A grande maioria dos políticos é de pessoas que fazem da política uma carreira e para os quais uma derrota eleitoral pode por a pique um projeto de vida. Por mais que prestem serviços ao seu eleitorado, nenhum deles pode se sentir seguro da vitória na próxima disputa eleitoral, sem fazer uma campanha em regra, o que inevitavelmente implica num orçamento nada trivial. Embora a carreira política seja bem paga, ela não permite aos que a trilham acumular dinheiro em montantes que se aproximem do custo duma campanha. Só um ex-banqueiro de destaque internacional, como Henrique Meirelles consegue ser o deputado mais votado de Goiás, custeando sua campanha com recursos próprios. A quase totalidade dos políticos depende de contribuições alheias para suas campanhas eleitorais.

É como se em nossa democracia, tudo estivesse a venda, inclusive os votos nas eleições gerais. Evidentemente, não são os eleitores que vendem o voto, a não ser em colégios eleitorais em que reina grande pobreza. Aliás, hoje a legislação eleitoral coíbe a venda de votos, sob qualquer forma, até mesmo na de distribuição de brindes, camisetas e bonés, o que talvez não tenha coibido esta prática inteiramente, mas sem dúvida a tornou muito mais arriscada. A Justiça Eleitoral tem sido rigorosa na aplicação da legislação a este respeito.
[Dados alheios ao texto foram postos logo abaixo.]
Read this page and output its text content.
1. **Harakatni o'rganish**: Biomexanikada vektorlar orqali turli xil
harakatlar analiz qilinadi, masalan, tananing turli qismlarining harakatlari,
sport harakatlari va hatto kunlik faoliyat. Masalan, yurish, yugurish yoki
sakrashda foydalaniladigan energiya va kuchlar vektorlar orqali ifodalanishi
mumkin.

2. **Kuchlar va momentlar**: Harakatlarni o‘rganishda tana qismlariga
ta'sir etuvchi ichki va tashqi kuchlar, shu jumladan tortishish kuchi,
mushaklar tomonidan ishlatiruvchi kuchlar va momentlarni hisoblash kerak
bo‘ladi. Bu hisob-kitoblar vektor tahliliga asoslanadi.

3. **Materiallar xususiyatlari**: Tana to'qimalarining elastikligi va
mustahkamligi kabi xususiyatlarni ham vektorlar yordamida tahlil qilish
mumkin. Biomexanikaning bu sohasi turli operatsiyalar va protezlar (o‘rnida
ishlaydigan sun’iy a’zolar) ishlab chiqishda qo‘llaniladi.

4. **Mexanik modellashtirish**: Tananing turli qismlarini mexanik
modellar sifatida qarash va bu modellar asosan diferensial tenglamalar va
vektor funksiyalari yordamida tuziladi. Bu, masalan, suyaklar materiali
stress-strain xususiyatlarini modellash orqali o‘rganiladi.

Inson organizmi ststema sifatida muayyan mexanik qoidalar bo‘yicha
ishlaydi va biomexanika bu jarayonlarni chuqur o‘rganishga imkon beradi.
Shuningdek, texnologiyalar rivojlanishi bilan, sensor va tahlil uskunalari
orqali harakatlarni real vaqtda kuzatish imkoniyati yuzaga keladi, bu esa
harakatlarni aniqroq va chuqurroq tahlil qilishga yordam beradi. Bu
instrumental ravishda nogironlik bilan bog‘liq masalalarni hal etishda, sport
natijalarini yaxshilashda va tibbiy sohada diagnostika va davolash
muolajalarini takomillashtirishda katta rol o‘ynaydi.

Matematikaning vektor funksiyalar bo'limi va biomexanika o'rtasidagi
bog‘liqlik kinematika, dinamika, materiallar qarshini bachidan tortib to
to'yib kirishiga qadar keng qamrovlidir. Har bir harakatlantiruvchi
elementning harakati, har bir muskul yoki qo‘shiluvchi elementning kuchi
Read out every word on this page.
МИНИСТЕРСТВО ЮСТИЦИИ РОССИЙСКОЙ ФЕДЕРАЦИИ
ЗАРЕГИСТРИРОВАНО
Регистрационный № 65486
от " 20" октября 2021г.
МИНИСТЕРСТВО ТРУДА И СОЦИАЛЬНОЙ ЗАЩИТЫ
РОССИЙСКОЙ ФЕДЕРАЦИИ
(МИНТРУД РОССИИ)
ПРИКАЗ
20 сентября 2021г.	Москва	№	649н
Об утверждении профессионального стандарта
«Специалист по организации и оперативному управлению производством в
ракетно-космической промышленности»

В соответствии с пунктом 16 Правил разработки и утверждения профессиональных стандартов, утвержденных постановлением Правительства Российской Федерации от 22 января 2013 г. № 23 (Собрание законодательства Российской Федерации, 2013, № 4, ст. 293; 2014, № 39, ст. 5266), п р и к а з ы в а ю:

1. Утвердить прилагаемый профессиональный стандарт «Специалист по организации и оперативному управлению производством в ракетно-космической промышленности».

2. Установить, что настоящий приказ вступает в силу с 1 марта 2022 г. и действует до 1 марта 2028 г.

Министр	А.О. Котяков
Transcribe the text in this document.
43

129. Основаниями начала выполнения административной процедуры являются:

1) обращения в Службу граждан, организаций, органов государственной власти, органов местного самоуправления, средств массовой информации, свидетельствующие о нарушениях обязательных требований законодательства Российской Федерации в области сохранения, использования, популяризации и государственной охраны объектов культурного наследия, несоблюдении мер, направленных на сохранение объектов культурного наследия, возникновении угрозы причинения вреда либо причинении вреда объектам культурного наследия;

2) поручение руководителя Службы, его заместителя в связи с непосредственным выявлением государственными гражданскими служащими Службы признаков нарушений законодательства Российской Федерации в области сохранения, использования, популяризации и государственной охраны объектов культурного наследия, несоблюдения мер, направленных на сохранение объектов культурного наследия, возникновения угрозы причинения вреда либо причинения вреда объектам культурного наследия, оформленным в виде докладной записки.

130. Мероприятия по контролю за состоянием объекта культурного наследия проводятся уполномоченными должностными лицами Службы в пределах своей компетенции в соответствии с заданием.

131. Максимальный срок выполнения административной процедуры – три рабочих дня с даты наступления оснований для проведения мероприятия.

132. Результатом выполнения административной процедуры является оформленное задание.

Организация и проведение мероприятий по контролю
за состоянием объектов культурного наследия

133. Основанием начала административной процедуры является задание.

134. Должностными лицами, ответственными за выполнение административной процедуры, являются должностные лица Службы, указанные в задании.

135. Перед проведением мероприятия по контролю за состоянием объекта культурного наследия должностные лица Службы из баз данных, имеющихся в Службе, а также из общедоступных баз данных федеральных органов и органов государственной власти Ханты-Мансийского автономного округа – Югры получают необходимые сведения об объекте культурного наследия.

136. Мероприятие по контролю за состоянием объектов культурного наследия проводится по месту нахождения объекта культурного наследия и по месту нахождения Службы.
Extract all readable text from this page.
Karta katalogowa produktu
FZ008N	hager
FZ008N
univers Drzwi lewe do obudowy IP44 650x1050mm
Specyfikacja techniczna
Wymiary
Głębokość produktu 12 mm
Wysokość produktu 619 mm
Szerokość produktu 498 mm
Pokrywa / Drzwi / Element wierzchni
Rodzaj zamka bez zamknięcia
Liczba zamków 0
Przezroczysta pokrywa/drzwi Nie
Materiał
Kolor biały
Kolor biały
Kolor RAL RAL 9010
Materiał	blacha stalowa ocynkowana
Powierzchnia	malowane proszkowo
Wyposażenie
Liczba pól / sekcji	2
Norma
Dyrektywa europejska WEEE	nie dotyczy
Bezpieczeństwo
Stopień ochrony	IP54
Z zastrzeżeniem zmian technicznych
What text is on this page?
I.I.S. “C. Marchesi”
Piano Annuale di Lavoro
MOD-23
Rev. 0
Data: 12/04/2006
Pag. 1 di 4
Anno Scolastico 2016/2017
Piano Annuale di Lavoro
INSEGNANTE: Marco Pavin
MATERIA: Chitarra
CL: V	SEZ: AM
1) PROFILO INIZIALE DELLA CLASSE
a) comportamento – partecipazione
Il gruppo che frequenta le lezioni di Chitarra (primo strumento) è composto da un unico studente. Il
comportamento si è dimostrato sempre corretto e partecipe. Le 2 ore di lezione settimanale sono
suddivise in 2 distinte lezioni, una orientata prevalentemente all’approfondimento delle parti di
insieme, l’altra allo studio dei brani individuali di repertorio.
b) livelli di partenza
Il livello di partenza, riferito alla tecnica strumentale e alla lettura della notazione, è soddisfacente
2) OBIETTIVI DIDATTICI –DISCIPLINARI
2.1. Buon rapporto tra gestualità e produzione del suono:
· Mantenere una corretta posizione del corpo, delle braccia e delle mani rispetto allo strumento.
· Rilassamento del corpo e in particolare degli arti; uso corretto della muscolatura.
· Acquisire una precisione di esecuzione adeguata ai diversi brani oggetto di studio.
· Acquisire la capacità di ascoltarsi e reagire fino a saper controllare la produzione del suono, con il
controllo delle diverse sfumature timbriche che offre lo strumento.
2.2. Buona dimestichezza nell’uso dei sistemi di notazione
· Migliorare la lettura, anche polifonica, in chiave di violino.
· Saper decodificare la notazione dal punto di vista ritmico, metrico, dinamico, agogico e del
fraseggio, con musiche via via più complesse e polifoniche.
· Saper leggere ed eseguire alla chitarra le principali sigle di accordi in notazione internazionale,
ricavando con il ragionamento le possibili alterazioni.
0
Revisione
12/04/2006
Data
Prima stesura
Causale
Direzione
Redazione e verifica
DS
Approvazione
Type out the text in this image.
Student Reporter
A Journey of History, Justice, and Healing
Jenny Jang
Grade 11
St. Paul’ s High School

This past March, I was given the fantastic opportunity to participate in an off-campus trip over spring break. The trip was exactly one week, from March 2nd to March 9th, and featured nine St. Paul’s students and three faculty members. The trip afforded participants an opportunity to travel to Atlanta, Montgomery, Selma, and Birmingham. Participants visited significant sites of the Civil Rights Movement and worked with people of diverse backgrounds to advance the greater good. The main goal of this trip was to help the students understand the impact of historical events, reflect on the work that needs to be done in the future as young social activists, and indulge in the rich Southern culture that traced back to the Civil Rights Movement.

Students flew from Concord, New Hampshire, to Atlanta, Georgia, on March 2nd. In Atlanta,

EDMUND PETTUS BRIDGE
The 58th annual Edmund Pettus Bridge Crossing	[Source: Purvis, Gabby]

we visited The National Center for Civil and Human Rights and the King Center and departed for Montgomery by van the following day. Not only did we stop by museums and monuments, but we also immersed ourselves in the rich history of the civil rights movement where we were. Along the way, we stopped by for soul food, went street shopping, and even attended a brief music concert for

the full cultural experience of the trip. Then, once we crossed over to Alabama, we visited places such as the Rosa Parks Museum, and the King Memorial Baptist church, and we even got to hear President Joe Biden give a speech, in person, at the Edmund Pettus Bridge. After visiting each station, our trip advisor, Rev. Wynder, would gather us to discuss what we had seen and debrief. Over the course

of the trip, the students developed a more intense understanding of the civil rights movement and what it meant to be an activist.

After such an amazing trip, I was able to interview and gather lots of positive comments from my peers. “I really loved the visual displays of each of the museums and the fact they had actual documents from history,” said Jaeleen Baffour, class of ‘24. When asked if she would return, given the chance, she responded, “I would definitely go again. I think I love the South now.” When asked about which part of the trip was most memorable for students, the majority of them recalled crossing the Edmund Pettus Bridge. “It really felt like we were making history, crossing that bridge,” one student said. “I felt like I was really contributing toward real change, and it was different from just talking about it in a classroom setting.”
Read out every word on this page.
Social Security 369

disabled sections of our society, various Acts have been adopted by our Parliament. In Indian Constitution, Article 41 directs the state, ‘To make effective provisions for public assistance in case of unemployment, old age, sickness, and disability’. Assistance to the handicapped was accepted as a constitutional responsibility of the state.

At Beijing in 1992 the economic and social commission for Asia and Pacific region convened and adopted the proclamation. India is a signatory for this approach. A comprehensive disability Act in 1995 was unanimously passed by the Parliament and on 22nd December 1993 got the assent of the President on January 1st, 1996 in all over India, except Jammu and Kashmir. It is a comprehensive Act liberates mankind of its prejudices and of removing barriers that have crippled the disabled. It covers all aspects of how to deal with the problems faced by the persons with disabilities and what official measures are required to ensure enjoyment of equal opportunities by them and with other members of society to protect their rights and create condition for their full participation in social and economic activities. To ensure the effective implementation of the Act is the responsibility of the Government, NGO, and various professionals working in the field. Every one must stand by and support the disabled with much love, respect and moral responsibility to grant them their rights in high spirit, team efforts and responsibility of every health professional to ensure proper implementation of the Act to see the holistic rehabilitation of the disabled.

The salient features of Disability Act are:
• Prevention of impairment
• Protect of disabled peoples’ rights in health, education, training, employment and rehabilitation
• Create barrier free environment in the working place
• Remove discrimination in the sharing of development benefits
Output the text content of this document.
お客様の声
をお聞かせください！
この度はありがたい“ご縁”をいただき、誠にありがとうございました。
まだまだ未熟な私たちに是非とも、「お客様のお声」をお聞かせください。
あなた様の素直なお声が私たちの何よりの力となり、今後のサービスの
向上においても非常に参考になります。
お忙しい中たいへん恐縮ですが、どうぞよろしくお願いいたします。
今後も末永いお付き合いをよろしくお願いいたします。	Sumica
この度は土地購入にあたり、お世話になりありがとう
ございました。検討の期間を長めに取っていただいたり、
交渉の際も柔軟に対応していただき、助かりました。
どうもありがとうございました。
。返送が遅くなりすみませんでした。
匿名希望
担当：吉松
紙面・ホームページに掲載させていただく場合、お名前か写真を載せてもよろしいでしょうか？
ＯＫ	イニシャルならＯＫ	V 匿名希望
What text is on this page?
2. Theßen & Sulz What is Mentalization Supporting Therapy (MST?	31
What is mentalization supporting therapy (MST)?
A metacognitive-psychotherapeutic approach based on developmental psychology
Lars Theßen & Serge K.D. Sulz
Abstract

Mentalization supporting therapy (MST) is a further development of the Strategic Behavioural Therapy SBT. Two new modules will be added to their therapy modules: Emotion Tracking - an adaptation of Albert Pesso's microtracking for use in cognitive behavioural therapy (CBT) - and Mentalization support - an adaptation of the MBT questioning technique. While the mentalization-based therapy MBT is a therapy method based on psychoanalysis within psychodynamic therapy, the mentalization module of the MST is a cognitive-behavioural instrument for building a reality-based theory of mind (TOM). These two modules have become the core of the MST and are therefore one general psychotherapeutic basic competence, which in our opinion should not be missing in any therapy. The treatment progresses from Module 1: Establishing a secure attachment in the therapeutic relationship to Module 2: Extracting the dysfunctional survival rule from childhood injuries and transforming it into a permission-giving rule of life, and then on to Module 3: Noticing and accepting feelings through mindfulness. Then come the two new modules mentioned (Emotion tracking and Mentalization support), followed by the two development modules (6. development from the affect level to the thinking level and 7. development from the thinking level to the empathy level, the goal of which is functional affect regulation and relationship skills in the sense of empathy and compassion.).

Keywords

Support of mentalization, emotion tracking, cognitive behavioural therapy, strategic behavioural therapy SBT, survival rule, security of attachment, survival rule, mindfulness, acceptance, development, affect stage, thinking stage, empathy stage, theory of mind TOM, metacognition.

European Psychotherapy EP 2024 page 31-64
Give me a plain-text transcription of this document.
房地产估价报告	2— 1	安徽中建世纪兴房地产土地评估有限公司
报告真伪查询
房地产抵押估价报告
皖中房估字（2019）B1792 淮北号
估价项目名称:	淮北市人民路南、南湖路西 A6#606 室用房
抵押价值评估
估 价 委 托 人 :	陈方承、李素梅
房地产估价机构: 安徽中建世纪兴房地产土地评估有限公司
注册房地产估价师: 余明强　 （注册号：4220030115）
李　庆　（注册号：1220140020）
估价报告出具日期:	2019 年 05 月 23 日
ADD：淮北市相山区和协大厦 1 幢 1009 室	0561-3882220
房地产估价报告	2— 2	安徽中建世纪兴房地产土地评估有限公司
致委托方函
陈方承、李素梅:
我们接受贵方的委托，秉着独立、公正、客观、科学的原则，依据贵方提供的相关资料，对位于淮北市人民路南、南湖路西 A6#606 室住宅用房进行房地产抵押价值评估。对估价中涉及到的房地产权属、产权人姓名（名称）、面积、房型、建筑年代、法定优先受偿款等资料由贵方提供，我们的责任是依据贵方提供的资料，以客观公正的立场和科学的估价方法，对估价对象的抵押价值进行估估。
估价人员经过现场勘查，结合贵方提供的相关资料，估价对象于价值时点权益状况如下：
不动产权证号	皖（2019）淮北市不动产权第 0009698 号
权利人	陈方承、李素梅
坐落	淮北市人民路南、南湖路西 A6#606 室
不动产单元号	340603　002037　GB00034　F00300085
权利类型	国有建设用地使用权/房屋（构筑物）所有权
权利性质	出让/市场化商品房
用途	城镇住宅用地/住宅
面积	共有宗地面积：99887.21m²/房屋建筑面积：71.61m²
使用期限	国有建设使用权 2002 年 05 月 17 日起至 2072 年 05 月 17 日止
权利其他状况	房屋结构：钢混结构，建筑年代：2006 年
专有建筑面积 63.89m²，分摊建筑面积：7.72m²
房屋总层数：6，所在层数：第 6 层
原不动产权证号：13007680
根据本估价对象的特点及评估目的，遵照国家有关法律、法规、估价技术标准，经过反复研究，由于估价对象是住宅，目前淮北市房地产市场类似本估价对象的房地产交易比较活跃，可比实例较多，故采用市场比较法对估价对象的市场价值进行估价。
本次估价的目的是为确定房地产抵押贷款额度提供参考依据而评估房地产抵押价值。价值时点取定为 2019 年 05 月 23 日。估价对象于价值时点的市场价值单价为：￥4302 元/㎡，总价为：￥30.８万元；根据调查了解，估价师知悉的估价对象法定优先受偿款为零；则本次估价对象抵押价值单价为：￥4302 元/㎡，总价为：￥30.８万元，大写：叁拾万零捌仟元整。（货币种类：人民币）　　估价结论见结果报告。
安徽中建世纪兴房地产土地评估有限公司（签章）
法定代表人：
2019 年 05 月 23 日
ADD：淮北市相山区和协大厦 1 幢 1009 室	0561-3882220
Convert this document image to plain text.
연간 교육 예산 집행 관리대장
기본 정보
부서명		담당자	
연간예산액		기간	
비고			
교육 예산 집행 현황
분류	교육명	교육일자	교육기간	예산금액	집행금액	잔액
Na realidade, o que custa caro nas campanhas é a difusão do nome do candidato, pois a grande maioria dos eleitores não tem candidato aos cargos nos legislativos. Estamos tratando aqui das candidaturas aos legislativos, porque este é o prato forte da carreira política. Com a exceção de alguns ‘técnicos’, que são nomeados diretamente para cargos importantes nos executivos, a maior parte destes cargos  é entregue a parlamentares ou a pessoas indicados por eles. Quando o político que vai ao executivo, como titular ou figura de primeiro escalão, se sai bem, sua carreira dá uma guinada para cima e ele passa a ser candidato ‘natural’ em eleições majoritárias, o que lhe permite fazer campanhas muito mais amplas e custosas, que a(o) tornam conhecida(o) no município, no estado ou no país inteiro.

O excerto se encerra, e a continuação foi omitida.